The first update processor, solr.CloneFieldUpdateProcessorFactory, is responsible for copying the value of the field defined by the source property to a field defined by the dest property. The second update processor, solr.CountFieldValuesUpdateProcessorFactory, replaces the actual value of the field defined by the fieldName property with the count of values. This is why we need the solr.CloneFieldUpdateProcessorFactory update processor before solr.CountFieldValuesUpdateProcessorFactory. The third update processor, solr.DefaultValueUpdateProcessorFactory, sets the default value (defined by the value property) for the field defined by the fieldName property. The other request processors are responsible for logging the request information and running the update. By defining this chain, we tell Solr that we want the tags field to be cloned into tags_count first, then we want the counts to be calculated and placed in the tags_count field; if we don't have a value in the tags_count field, we set it to 0.

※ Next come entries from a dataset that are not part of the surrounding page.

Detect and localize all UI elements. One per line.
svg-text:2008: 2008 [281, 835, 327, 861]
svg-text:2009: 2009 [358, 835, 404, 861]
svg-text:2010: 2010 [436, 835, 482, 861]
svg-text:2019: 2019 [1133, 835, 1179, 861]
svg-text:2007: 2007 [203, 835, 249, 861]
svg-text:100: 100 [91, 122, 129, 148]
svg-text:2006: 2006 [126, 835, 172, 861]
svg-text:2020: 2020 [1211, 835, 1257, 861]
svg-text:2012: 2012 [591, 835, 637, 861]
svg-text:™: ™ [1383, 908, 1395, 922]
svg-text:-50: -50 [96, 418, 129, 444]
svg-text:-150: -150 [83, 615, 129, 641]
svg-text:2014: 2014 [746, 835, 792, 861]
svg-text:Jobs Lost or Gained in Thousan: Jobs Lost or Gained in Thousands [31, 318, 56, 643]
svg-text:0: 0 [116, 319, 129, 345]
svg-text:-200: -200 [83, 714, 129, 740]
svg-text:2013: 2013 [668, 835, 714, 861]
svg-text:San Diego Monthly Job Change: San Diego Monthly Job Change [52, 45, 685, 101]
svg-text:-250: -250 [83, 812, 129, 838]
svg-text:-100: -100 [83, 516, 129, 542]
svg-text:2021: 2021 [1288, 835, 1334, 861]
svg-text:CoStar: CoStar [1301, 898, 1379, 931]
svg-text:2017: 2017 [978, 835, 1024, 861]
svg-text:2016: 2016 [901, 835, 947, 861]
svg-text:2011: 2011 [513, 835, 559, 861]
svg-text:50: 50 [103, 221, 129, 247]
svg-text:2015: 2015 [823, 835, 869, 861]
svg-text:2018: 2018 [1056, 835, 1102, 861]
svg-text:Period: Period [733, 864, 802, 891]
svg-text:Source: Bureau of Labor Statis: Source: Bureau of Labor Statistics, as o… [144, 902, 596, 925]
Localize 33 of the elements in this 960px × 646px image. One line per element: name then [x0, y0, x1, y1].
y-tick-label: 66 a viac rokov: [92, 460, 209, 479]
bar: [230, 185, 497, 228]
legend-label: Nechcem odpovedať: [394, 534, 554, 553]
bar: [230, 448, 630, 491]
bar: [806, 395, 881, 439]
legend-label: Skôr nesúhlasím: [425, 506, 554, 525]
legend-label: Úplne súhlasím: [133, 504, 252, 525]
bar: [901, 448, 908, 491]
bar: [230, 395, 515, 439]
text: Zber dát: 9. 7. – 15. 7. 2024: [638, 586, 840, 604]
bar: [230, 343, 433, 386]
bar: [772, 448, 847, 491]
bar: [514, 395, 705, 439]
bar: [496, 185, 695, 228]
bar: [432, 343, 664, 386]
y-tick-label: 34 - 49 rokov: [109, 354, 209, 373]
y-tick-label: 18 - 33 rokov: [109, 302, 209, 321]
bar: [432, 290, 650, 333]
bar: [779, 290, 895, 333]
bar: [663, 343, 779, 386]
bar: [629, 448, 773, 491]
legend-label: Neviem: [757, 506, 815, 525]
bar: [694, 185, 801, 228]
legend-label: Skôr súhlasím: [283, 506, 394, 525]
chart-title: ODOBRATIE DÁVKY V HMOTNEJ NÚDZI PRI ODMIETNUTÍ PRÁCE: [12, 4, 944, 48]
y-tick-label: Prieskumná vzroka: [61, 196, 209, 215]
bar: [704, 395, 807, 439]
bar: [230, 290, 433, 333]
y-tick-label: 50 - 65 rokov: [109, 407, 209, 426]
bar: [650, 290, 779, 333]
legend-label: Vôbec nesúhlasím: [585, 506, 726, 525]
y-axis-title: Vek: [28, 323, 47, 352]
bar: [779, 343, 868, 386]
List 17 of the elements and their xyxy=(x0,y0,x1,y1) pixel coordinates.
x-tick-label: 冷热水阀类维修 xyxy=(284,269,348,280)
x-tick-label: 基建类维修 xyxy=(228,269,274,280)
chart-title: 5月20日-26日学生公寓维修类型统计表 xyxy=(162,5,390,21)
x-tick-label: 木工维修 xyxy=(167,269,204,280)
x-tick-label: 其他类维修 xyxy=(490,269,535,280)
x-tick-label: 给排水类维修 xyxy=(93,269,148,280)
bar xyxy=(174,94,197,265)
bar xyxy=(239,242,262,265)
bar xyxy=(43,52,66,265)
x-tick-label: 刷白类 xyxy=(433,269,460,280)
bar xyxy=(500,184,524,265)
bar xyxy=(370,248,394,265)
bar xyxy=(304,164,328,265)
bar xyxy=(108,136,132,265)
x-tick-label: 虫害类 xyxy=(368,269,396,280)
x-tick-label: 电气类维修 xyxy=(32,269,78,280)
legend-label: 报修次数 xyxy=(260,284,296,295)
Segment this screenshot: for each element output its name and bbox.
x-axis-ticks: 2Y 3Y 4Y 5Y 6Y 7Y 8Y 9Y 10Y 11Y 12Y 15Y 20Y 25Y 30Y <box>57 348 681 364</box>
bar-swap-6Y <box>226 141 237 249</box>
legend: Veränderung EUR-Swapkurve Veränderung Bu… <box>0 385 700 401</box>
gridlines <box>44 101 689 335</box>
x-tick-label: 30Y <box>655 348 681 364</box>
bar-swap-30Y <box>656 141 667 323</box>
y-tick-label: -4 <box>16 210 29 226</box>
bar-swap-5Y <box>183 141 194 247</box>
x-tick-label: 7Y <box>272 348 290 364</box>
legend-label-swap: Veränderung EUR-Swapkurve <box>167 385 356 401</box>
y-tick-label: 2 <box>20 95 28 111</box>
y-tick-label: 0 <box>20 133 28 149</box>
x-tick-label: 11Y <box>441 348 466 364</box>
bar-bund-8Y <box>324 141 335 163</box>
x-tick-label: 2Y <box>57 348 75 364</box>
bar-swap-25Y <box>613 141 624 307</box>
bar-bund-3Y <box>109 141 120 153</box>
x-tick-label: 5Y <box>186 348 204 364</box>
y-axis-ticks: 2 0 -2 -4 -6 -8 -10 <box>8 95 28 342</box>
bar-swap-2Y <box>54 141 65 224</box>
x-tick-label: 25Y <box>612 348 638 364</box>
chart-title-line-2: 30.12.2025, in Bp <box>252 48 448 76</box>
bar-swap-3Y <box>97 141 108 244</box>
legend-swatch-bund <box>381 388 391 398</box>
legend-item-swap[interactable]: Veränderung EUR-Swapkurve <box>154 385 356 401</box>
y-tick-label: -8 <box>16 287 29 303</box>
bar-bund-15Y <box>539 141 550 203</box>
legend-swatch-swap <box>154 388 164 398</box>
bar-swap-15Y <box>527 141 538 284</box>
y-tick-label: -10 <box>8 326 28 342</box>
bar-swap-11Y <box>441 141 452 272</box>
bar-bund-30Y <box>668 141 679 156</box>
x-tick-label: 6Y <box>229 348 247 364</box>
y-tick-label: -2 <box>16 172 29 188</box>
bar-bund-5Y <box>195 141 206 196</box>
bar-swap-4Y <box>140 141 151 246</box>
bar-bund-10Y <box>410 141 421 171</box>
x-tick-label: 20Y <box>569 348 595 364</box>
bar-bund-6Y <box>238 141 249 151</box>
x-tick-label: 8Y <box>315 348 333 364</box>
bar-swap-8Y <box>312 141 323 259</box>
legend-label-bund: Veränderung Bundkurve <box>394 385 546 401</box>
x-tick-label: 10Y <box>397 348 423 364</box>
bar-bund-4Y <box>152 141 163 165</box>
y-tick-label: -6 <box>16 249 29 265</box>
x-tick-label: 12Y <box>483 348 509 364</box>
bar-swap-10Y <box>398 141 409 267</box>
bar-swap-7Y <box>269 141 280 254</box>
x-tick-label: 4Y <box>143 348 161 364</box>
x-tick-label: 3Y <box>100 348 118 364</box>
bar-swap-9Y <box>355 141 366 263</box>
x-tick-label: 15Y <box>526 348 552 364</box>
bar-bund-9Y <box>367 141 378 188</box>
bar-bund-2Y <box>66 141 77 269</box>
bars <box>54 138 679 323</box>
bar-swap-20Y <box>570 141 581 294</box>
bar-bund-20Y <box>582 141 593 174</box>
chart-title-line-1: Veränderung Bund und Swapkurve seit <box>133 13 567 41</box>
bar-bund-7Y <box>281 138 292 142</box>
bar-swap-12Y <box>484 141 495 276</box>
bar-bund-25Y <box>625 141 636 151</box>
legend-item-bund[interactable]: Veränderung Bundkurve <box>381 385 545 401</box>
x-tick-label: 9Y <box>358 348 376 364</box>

We also define the solr.UpdateRequestHandler configuration and then alter the default configuration by adding the defaults section and including the update.chain property to count (our update request processor chain name). This means that our defined update request processor chain will be used with every indexing request.

Our query searches for every document that includes the cookbook term in the title field. We will also use the edismax query parser (defType=edismax). We also include a simple boosting function that boosts documents by the value of their tags_count field (bf=field(tags_count)). As you can see in the results, we get what we wanted to achieve.